The 4.0.x client enables automatic recovery by default; while compatible with this feature, Spring AMQP has its own recovery mechanisms and the client recovery feature generally isn’t needed. It is recommended to disable amqp-client automatic recovery, to avoid getting AutoRecoverConnectionNotCurrentlyOpenException s when the broker is available, but the connection has not yet recovered. Starting with version 1.7.1, Spring AMQP disables it unless you explicitly create your own RabbitMQ connection factory and provide it to the CachingConnectionFactory. RabbitMQ ConnectionFactory instances created by the RabbitConnectionFactoryBean will also have the option disabled by default.

Log4j2 upgrade

The minimum Log4j2 version (for the AmqpAppender) is now 2.7. The framework is no longer compatible with previous versions. See Section 3.2, “Logging Subsystem AMQP Appenders” for more information.

Logback Appender

This appender no longer captures caller data (method, line number) by default; it can be re-enabled by setting the includeCallerData configuration option. See Section 3.2, “Logging Subsystem AMQP Appenders” for information about the available log appenders.

Spring Retry upgrade

The minimum Spring Retry version is now 1.2. The framework is no longer compatible with previous versions.

Shutdown Behavior

You can now set forceCloseChannel to true so that, if the container threads do not respond to a shutdown within shutdownTimeout, the channel(s) will be forced closed, causing any unacked messages to be requeued. See Section 3.1.15, “Message Listener Container Configuration” for more information.

FasterXML Jackson upgrade

The minimum Jackson version is now 2.8. The framework is no longer compatible with previous versions.

JUnit @Rules

Rules that have up until now been used internally by the framework have now been made available in a separate jar spring-rabbit-junit. See Section 3.4.4, “JUnit @Rules” for more information.

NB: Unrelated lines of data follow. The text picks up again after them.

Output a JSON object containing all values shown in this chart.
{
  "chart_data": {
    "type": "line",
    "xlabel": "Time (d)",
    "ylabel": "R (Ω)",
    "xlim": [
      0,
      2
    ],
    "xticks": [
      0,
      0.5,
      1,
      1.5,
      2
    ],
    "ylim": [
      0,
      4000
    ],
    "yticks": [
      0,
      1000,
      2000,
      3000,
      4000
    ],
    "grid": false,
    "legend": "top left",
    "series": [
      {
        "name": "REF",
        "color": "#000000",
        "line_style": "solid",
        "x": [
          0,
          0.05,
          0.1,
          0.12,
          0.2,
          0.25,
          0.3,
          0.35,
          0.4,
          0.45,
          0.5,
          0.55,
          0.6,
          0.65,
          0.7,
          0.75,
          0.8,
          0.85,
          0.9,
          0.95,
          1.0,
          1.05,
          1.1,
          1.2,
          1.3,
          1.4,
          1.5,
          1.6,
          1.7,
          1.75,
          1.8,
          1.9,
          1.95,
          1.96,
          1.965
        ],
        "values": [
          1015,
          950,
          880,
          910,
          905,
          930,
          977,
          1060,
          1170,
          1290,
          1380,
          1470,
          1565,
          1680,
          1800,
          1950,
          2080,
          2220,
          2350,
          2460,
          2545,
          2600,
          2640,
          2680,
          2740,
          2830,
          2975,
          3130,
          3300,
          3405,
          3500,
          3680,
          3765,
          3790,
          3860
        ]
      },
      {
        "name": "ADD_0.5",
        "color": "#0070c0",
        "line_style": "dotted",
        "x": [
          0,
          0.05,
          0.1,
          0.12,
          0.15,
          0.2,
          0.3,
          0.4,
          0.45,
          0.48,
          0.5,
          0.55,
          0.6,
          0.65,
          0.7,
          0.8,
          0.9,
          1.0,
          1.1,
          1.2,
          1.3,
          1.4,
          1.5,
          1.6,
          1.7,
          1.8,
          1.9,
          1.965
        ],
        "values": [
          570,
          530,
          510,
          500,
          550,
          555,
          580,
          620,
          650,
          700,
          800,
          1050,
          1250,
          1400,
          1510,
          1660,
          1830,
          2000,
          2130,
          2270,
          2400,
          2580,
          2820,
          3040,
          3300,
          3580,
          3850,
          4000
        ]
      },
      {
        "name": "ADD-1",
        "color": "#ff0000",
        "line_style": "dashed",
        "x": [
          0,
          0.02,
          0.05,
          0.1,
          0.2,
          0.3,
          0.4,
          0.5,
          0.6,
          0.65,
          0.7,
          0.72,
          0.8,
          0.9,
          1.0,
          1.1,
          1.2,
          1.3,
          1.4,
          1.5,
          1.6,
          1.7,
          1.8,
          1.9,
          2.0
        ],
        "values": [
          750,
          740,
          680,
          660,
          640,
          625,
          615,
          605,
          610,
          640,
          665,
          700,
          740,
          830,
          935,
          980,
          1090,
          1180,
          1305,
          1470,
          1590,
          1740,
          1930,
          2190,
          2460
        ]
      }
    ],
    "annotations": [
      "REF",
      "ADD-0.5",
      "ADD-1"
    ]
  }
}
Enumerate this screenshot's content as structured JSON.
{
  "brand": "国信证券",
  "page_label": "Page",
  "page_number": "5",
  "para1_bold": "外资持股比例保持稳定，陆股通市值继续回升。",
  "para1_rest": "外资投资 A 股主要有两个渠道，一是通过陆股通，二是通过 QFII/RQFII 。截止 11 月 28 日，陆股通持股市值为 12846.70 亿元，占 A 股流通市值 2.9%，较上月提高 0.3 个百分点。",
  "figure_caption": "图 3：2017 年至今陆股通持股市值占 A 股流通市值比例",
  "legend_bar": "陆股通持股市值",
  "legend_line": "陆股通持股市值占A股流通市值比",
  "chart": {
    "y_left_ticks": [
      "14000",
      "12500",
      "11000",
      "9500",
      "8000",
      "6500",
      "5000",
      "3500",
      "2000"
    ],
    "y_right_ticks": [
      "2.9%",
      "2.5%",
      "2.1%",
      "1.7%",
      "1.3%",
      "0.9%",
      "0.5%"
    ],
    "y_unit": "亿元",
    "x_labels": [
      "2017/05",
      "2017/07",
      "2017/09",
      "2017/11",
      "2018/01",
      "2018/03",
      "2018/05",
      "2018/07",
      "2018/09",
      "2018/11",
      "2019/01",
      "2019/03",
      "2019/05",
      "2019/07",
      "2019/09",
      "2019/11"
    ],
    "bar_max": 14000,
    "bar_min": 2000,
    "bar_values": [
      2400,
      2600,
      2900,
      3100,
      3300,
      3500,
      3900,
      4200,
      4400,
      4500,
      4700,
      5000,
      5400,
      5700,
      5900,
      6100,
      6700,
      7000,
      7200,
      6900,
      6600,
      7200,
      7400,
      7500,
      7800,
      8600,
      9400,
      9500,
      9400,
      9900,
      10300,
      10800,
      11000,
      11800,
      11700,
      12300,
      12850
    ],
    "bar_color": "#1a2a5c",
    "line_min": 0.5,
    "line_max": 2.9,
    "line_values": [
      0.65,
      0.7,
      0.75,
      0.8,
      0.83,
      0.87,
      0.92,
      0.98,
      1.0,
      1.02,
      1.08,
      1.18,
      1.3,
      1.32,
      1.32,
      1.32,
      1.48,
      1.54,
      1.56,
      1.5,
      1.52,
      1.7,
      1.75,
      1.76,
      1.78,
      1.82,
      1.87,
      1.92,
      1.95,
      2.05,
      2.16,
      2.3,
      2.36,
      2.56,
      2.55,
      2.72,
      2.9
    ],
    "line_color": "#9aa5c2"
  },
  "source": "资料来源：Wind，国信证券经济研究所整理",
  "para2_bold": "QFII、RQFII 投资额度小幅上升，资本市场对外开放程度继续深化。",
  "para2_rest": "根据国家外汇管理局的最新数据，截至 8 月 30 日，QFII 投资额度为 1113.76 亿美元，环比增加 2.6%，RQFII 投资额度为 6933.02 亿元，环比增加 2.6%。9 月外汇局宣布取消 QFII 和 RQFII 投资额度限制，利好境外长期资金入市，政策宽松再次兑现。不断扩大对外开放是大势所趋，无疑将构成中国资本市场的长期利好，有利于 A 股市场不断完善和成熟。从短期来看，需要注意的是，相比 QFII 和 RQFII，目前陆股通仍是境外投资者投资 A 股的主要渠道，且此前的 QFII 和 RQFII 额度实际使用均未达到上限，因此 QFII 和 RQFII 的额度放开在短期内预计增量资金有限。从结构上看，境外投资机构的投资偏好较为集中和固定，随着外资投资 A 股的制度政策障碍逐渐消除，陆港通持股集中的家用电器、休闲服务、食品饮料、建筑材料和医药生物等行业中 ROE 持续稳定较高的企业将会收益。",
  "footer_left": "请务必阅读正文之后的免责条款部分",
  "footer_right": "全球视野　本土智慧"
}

Container Conditional Rollback

When using an external transaction manager (e.g. JDBC), rule-based rollback is now supported when providing the container with a transaction attribute. It is also now more flexible when using a transaction advice.

Connection Naming Strategy

A new ConnectionNameStrategy is now provided to populate the application-specific identification of the target RabbitMQ connection from the AbstractConnectionFactory. See Section 3.1.2, “Connection and Resource Management” for more information.

Listener Container Changes

Transaction Rollback behavior

Message requeue on transaction rollback can now be configured to be consistent, regardless of whether or not a transaction manager is configured. See the section called “A note on Rollback of Received Messages” for more information.

Connection Factory Bean Changes

The RabbitConnectionFactoryBean now provides an enabaleHostnameVerification property; set it to true to enable host name verification. Also setHostnameVerifier is provided for when using Java 6; see the connection factory javadocs for more information. Host name verification requires overriding the amqp-client to 4.8.0 or later.

2.2.2 Earlier Releases

See Section A.2, “Previous Releases” for changes in previous versions.